Alejandro Roca la venía a buscar en su auto para llevarla a dar unas vueltas por la ciudad. Encarnación estaba fascinada con la personalidad de ese hombre que la trataba como si ella fuera una princesa agitada y sin control. Intentaba, por momentos, quedarse quieta, no hablar, y frenar esa vehemencia como si fuera un juego de infantes. Encarnación, acalorada, se rendía ante los encantos de ese hombre que le daba un lugar de mujer que nadie le otorgaba por ser la menor de la familia.
Mientras tanto el amor de Letizia por José iba creciendo lentamente entre los malvones y las madreselvas, con los conejos y los gatos y bajo su piel de efigie modelada por un Dios crucificado. Las sensaciones iban desapareciendo con el correr de los meses, sin conjeturas, con la paz de un alma diligente que no sabía de egoísmos y que continuaba con vergüenza o cobardía los designios de sus padres.
Ella seguía con sus remilgos de virgen las órdenes de Manuela que como buena cristiana le enseñaba las reglas y la importancia de ser “una señorita”, pero su anatomía quería rebelarse ante la ternura de José que la perturbaba por completo.

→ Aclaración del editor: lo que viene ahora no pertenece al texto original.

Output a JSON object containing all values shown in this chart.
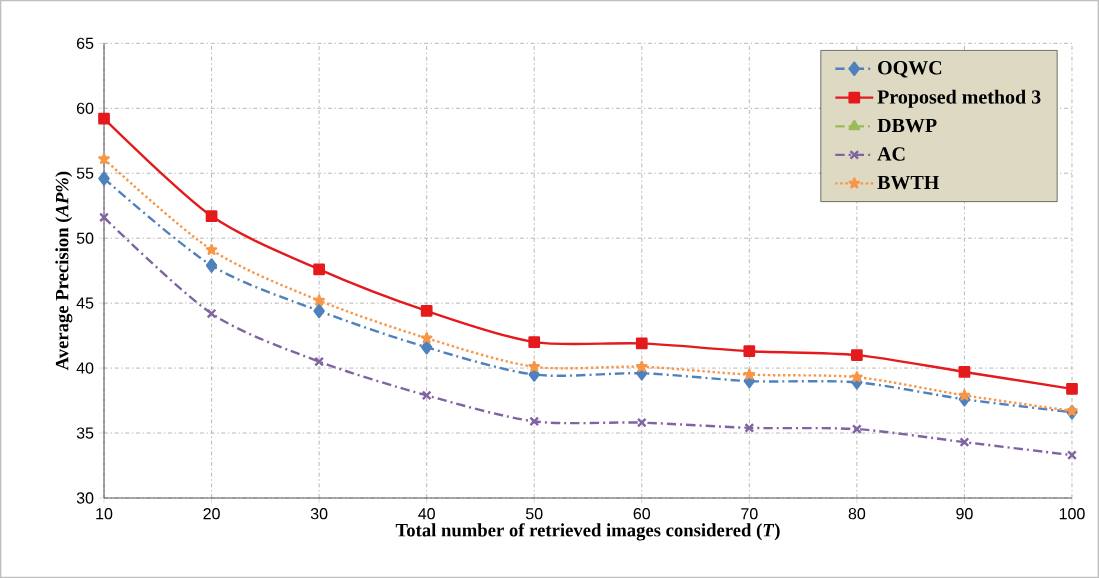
{
  "chart_data": {
    "type": "line",
    "xlabel": "Total number of retrieved images considered (*T*)",
    "ylabel": "Average  Precision (*AP%*)",
    "x": [
      10,
      20,
      30,
      40,
      50,
      60,
      70,
      80,
      90,
      100
    ],
    "xlim": [
      10,
      100
    ],
    "xticks": [
      10,
      20,
      30,
      40,
      50,
      60,
      70,
      80,
      90,
      100
    ],
    "ylim": [
      30,
      65
    ],
    "yticks": [
      30,
      35,
      40,
      45,
      50,
      55,
      60,
      65
    ],
    "grid": true,
    "legend": "top right",
    "series": [
      {
        "name": "OQWC",
        "color": "#4f81bd",
        "marker": "diamond",
        "line_style": "dashed",
        "values": [
          54.6,
          47.9,
          44.4,
          41.6,
          39.5,
          39.6,
          39.0,
          38.9,
          37.6,
          36.6
        ]
      },
      {
        "name": "Proposed method 3",
        "color": "#e41a1c",
        "marker": "square",
        "line_style": "solid",
        "values": [
          59.2,
          51.7,
          47.6,
          44.4,
          42.0,
          41.9,
          41.3,
          41.0,
          39.7,
          38.4
        ]
      },
      {
        "name": "DBWP",
        "color": "#9bbb59",
        "marker": "triangle",
        "line_style": "dashed",
        "values": [
          null,
          null,
          null,
          null,
          null,
          null,
          null,
          null,
          null,
          null
        ]
      },
      {
        "name": "AC",
        "color": "#8064a2",
        "marker": "cross",
        "line_style": "dashed",
        "values": [
          51.6,
          44.2,
          40.5,
          37.9,
          35.9,
          35.8,
          35.4,
          35.3,
          34.3,
          33.3
        ]
      },
      {
        "name": "BWTH",
        "color": "#f79646",
        "marker": "star",
        "line_style": "dotted",
        "values": [
          56.1,
          49.1,
          45.2,
          42.3,
          40.1,
          40.1,
          39.5,
          39.3,
          37.9,
          36.7
        ]
      }
    ]
  }
}
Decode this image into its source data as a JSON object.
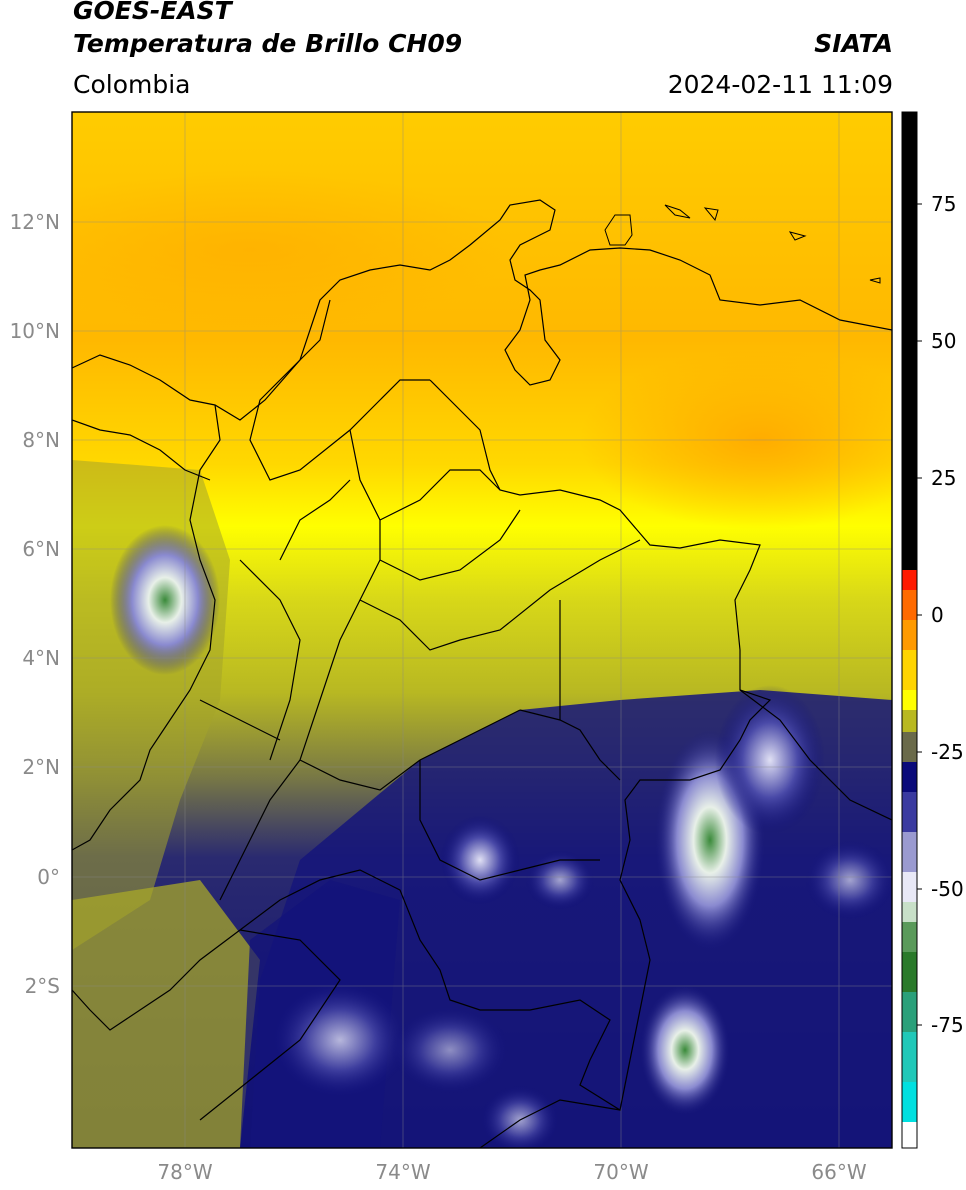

A Letizia le gustaban los hombres niños, indefensos y carentes de afecto que despertaban en su alma sus más inaudibles suspiros. Sin embargo, sabía muy bien controlar sus impulsos y esperar el momento adecuado para abandonar la castidad sin enterrarse en la culpa. La sabiduría del cuerpo le decía que el alma podía amar a todos y cada uno de los seres terrenales que eran objeto de su merecida pasión. Tiempo era lo que sobraba para cavilar sobre el futuro que Manuela, por los diálogos fantasmagóricos, ya conocía.
-Encarnación es un diablillo-decía la abuela con la vista fija y desconcertada.
-Déjala, está jugando… o acaso se halla enferma-dijo Manuela sobresaltada por el comentario de la madre que no entendía de diferencias generacionales.
-¡No, mujer!-respondió en un grito-Vigila a esa criatura más que a Letizia porque te va a dar una sorpresa.
Manuela no pensó en nada sólo rezó una plegaria a la Virgen con un gesto retorcido de servidora de la Biblia como si el mundo empezara y terminara en los salmos.
De nada servían las misas y confesiones porque absolutamente todo se había desbarrancado, aunque Letizia seguía amarrada a una soga con poco hilado que, tal vez, pronto terminaría rompiéndose por el miedo asfixiante de Manuela.